The Oregonian’s editorial board came out in support of the new federal forest management rule, in part because it is “designed to give individual national forests the headroom they’ll need to meet the law smartly”:
“This particular rulemaking should not be mistaken for another dizzying federal process choking on technicalities. The potential impact of it couldn’t be more everyday — on the doorstep of every person calling Oregon home and every person who thinks Oregon is special because of all its green.
The Northwest alone boasts 29 million acres of the nation’s national forests — enough land, if stitched together, to hold Connecticut, Massachusetts, Vermont, New Hampshire, Rhode Island and New Jersey. Much of it is wild, tough to get to; much of it is familiar, as recreational haven. All of it, however, is part of the broader swatch of national forests that in the American West furnish 50 percent of our drinking water.

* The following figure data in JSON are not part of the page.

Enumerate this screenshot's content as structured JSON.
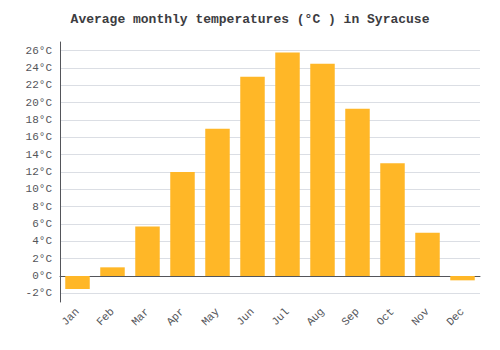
{
  "chart_data": {
    "type": "bar",
    "title": "Average monthly temperatures (°C ) in Syracuse",
    "categories": [
      "Jan",
      "Feb",
      "Mar",
      "Apr",
      "May",
      "Jun",
      "Jul",
      "Aug",
      "Sep",
      "Oct",
      "Nov",
      "Dec"
    ],
    "values": [
      -1.5,
      1.0,
      5.7,
      12.0,
      17.0,
      23.0,
      25.8,
      24.5,
      19.3,
      13.0,
      5.0,
      -0.5
    ],
    "color": "#FFB727",
    "ylim": [
      -3,
      27
    ],
    "yticks": [
      {
        "value": -2,
        "label": "-2°C"
      },
      {
        "value": 0,
        "label": "0°C"
      },
      {
        "value": 2,
        "label": "2°C"
      },
      {
        "value": 4,
        "label": "4°C"
      },
      {
        "value": 6,
        "label": "6°C"
      },
      {
        "value": 8,
        "label": "8°C"
      },
      {
        "value": 10,
        "label": "10°C"
      },
      {
        "value": 12,
        "label": "12°C"
      },
      {
        "value": 14,
        "label": "14°C"
      },
      {
        "value": 16,
        "label": "16°C"
      },
      {
        "value": 18,
        "label": "18°C"
      },
      {
        "value": 20,
        "label": "20°C"
      },
      {
        "value": 22,
        "label": "22°C"
      },
      {
        "value": 24,
        "label": "24°C"
      },
      {
        "value": 26,
        "label": "26°C"
      }
    ],
    "grid": true
  }
}
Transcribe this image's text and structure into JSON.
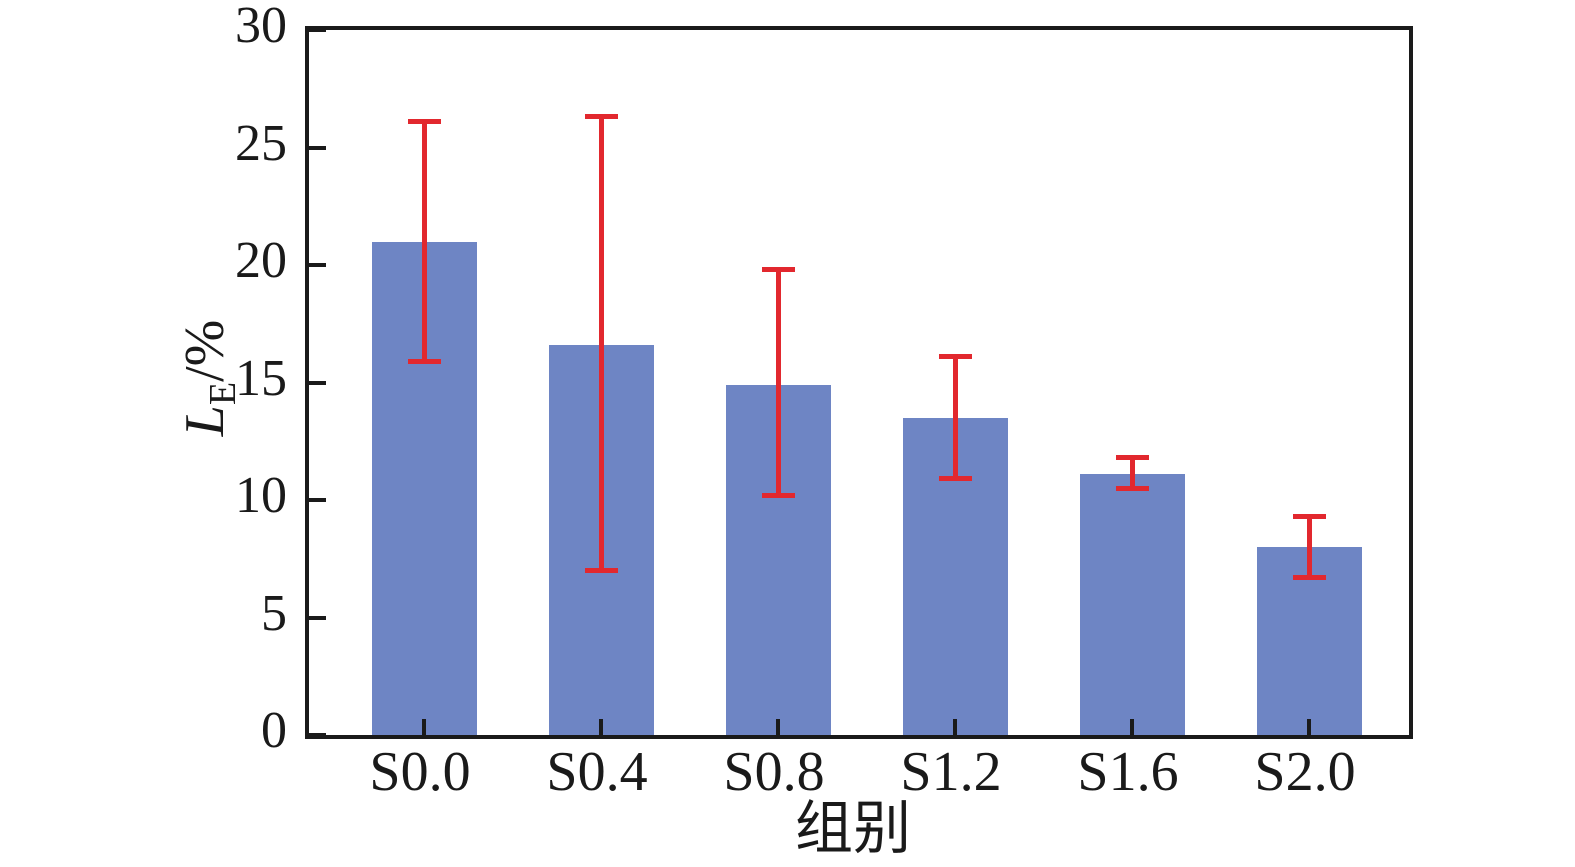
{
  "chart_data": {
    "type": "bar",
    "title": "",
    "xlabel": "组别",
    "ylabel": "L_E/%",
    "ylabel_parts": {
      "main": "L",
      "sub": "E",
      "rest": "/%"
    },
    "categories": [
      "S0.0",
      "S0.4",
      "S0.8",
      "S1.2",
      "S1.6",
      "S2.0"
    ],
    "values": [
      21.0,
      16.6,
      14.9,
      13.5,
      11.1,
      8.0
    ],
    "error_upper": [
      26.1,
      26.3,
      19.8,
      16.1,
      11.8,
      9.3
    ],
    "error_lower": [
      15.9,
      7.0,
      10.2,
      10.9,
      10.5,
      6.7
    ],
    "ylim": [
      0,
      30
    ],
    "yticks": [
      0,
      5,
      10,
      15,
      20,
      25,
      30
    ],
    "grid": false,
    "legend": null,
    "error_bars": true,
    "colors": {
      "bar_fill": "#6E85C4",
      "error_bar": "#E2282E",
      "axis": "#1A1A1A",
      "text": "#1A1A1A",
      "background": "#FFFFFF"
    }
  }
}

Somehow that fact is lost in the perennial heat about logging and forest floor inventories for small critters, which otherwise informs forest management debate and policy. But niche concerns cannot be the lone drivers of conversation about the appropriateness of this new rule, designed to give individual national forests the headroom they’ll need to meet the law smartly.
That includes the steadfast preservation of our watersheds as well as species diversity in a time of climate shift. For in guiding forest use, national forest managers will need to show their decisions as ecologically in sync with their particular settings and as socially and economically tuned into the needs of surrounding communities.”